Oh to be able to spend a few minutes in Jose Mourinho’s brain, and to discover what he’s really thinking.
Manchester United have made their worst start to a season in 26 years, following their opening day win against Leicester with a pitiful defeat away to Brighton, followed by a 3-0 humbling at home to Spurs - the first time in Mourinho’s entire managerial career that he had lost two of his opening three games.
While they recovered to win 2-0 away to Burnley on Sunday, the pressure is still very much on for Mourinho, with the Portuguese currently the bookies’ favourite to be the next to leave.
It all looks to be a familiar case of third season blowout, with Mourinho leaving his previous two jobs, at Real Madrid and Chelsea, following disastrous third years in charge, after previously presiding over successful campaigns. In fact, the longest he has ever stayed in one job was during his first spell at Chelsea between 2004 and 2008, where he oversaw 185 games, winning 124 of them, in just over three seasons.
What is remarkable about this particular time, however, is that it seems so self-inflicted: despite United finishing second last year - their best position since Sir Alex Ferguson retired in 2013 - and with a defensive record only a single goal worse than runaway champions Manchester City, Mourinho spent the whole summer seemingly complaining about his players, particularly his centre-backs. With their confidence undermined by the fact that their manager clearly wanted them replaced, they have duly struggled. He also fined Anthony Martial two weeks’ wages after the French striker failed to return to training immediately after the birth of his child which most onlookers viewed as an unduly harsh measure.

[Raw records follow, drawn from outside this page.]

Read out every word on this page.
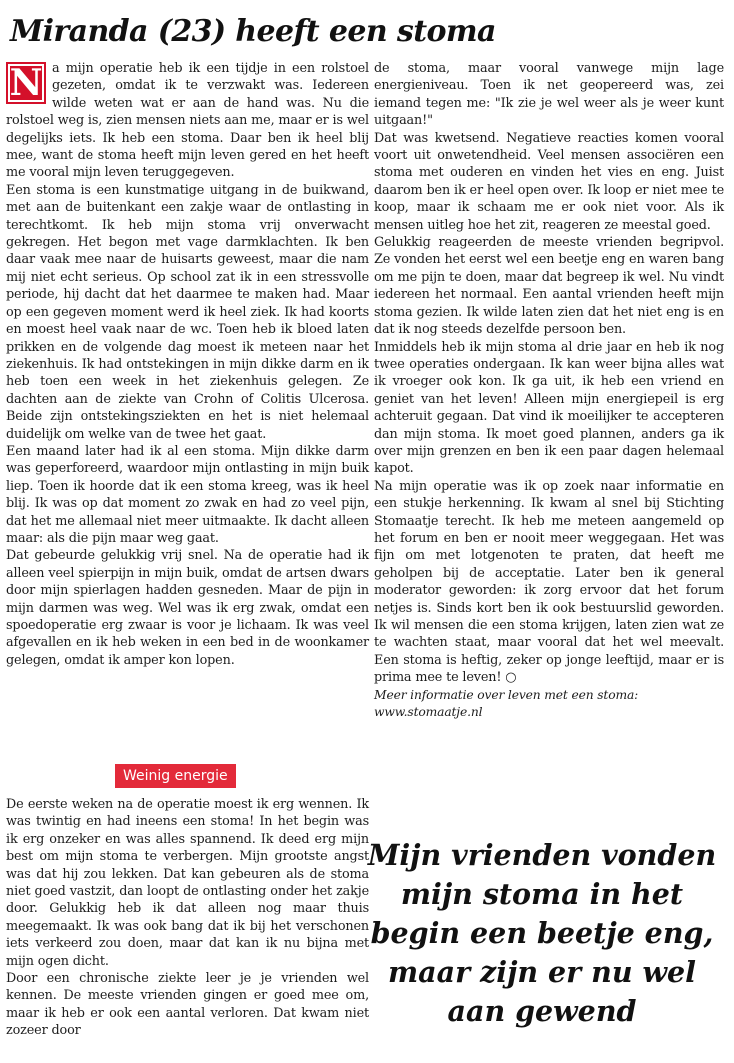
Miranda (23) heeft een stoma
N a mijn operatie heb ik een tijdje in een rolstoel gezeten, omdat ik te verzwakt was. Iedereen wilde weten wat er aan de hand was. Nu die rolstoel weg is, zien mensen niets aan me, maar er is wel degelijks iets. Ik heb een stoma. Daar ben ik heel blij mee, want de stoma heeft mijn leven gered en het heeft me vooral mijn leven teruggegeven.

Een stoma is een kunstmatige uitgang in de buikwand, met aan de buitenkant een zakje waar de ontlasting in terechtkomt. Ik heb mijn stoma vrij onverwacht gekregen. Het begon met vage darmklachten. Ik ben daar vaak mee naar de huisarts geweest, maar die nam mij niet echt serieus. Op school zat ik in een stressvolle periode, hij dacht dat het daarmee te maken had. Maar op een gegeven moment werd ik heel ziek. Ik had koorts en moest heel vaak naar de wc. Toen heb ik bloed laten prikken en de volgende dag moest ik meteen naar het ziekenhuis. Ik had ontstekingen in mijn dikke darm en ik heb toen een week in het ziekenhuis gelegen. Ze dachten aan de ziekte van Crohn of Colitis Ulcerosa. Beide zijn ontstekingsziekten en het is niet helemaal duidelijk om welke van de twee het gaat.

Een maand later had ik al een stoma. Mijn dikke darm was geperforeerd, waardoor mijn ontlasting in mijn buik liep. Toen ik hoorde dat ik een stoma kreeg, was ik heel blij. Ik was op dat moment zo zwak en had zo veel pijn, dat het me allemaal niet meer uitmaakte. Ik dacht alleen maar: als die pijn maar weg gaat.

Dat gebeurde gelukkig vrij snel. Na de operatie had ik alleen veel spierpijn in mijn buik, omdat de artsen dwars door mijn spierlagen hadden gesneden. Maar de pijn in mijn darmen was weg. Wel was ik erg zwak, omdat een spoedoperatie erg zwaar is voor je lichaam. Ik was veel afgevallen en ik heb weken in een bed in de woonkamer gelegen, omdat ik amper kon lopen.

Weinig energie

De eerste weken na de operatie moest ik erg wennen. Ik was twintig en had ineens een stoma! In het begin was ik erg onzeker en was alles spannend. Ik deed erg mijn best om mijn stoma te verbergen. Mijn grootste angst was dat hij zou lekken. Dat kan gebeuren als de stoma niet goed vastzit, dan loopt de ontlasting onder het zakje door. Gelukkig heb ik dat alleen nog maar thuis meegemaakt. Ik was ook bang dat ik bij het verschonen iets verkeerd zou doen, maar dat kan ik nu bijna met mijn ogen dicht.

Door een chronische ziekte leer je je vrienden wel kennen. De meeste vrienden gingen er goed mee om, maar ik heb er ook een aantal verloren. Dat kwam niet zozeer door

de stoma, maar vooral vanwege mijn lage energieniveau. Toen ik net geopereerd was, zei iemand tegen me: "Ik zie je wel weer als je weer kunt uitgaan!"

Dat was kwetsend. Negatieve reacties komen vooral voort uit onwetendheid. Veel mensen associëren een stoma met ouderen en vinden het vies en eng. Juist daarom ben ik er heel open over. Ik loop er niet mee te koop, maar ik schaam me er ook niet voor. Als ik mensen uitleg hoe het zit, reageren ze meestal goed.

Gelukkig reageerden de meeste vrienden begripvol. Ze vonden het eerst wel een beetje eng en waren bang om me pijn te doen, maar dat begreep ik wel. Nu vindt iedereen het normaal. Een aantal vrienden heeft mijn stoma gezien. Ik wilde laten zien dat het niet eng is en dat ik nog steeds dezelfde persoon ben.

Inmiddels heb ik mijn stoma al drie jaar en heb ik nog twee operaties ondergaan. Ik kan weer bijna alles wat ik vroeger ook kon. Ik ga uit, ik heb een vriend en geniet van het leven! Alleen mijn energiepeil is erg achteruit gegaan. Dat vind ik moeilijker te accepteren dan mijn stoma. Ik moet goed plannen, anders ga ik over mijn grenzen en ben ik een paar dagen helemaal kapot.

Na mijn operatie was ik op zoek naar informatie en een stukje herkenning. Ik kwam al snel bij Stichting Stomaatje terecht. Ik heb me meteen aangemeld op het forum en ben er nooit meer weggegaan. Het was fijn om met lotgenoten te praten, dat heeft me geholpen bij de acceptatie. Later ben ik general moderator geworden: ik zorg ervoor dat het forum netjes is. Sinds kort ben ik ook bestuurslid geworden. Ik wil mensen die een stoma krijgen, laten zien wat ze te wachten staat, maar vooral dat het wel meevalt. Een stoma is heftig, zeker op jonge leeftijd, maar er is prima mee te leven! ○

Meer informatie over leven met een stoma: www.stomaatje.nl

Mijn vrienden vonden mijn stoma in het begin een beetje eng, maar zijn er nu wel aan gewend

After United failed to buy any new centre-backs before the transfer window closed, there was a huge air of negativity around the club, which their opening performances, as well as Mourinho’s increasingly bizarre behaviour in press conferences, have done little to dispel.
Some have speculated that Mourinho wants to be fired, citing the huge pay-off that he would receive - although he can hardly need the money, given the fact that he has been in charge at top clubs, with the wages that commands, for over a decade.
He signed a new two year contract worth around £15m a year towards the end of last season, and pundits such as Gary Neville have urged the club, who have fired David Moyes and Louis van Gaal since Ferguson left, to stick with him until that deal expires.
Now Mourinho himself has referred to that contract as the reason why he is unafraid of the Old Trafford hierarchy wielding the axe.
Speaking to journalists from Italian publications La Repubblica and La Gazzetta dello Sport over the weekend, Mourinho joked that United would be reluctant to dismiss him because of the sheer cost it would involve.
“They say I’m in danger, but I don’t think so,” he said. “If they sent me away, do you have any idea how much money they would have to give me?!”
Which is a bold joke to make when it’s also true, Mourinho currently earns in the region of £15 million per year so he’s probably not exaggerating about how heavy his severance fee would cost Manchester United.
He also took time to praise the United fans after the win at Burnley, saying:
“The manager is not important. The manager doesn’t play. I have enough miles on the touchline to cope. I want to say thanks to the fans because the way they reacted [after the Spurs defeat] was the biggest factor in our week and our response.”
Indeed, while Mourinho seems to have gone out of his way to undermine the confidence of his own players and clash with the board, he also seems to have gone out of his way to endear himself to the fans.
So what, exactly, is Mourinho’s endgame? Does he really want to be fired - and if so, where would he go from here? Or was he trying to goad his players into a response, in a typical triumph-or-disaster fashion? But if so, did he really think it would work?
As ever, no one really knows except the man himself, which is why he remains such a fascinating figure.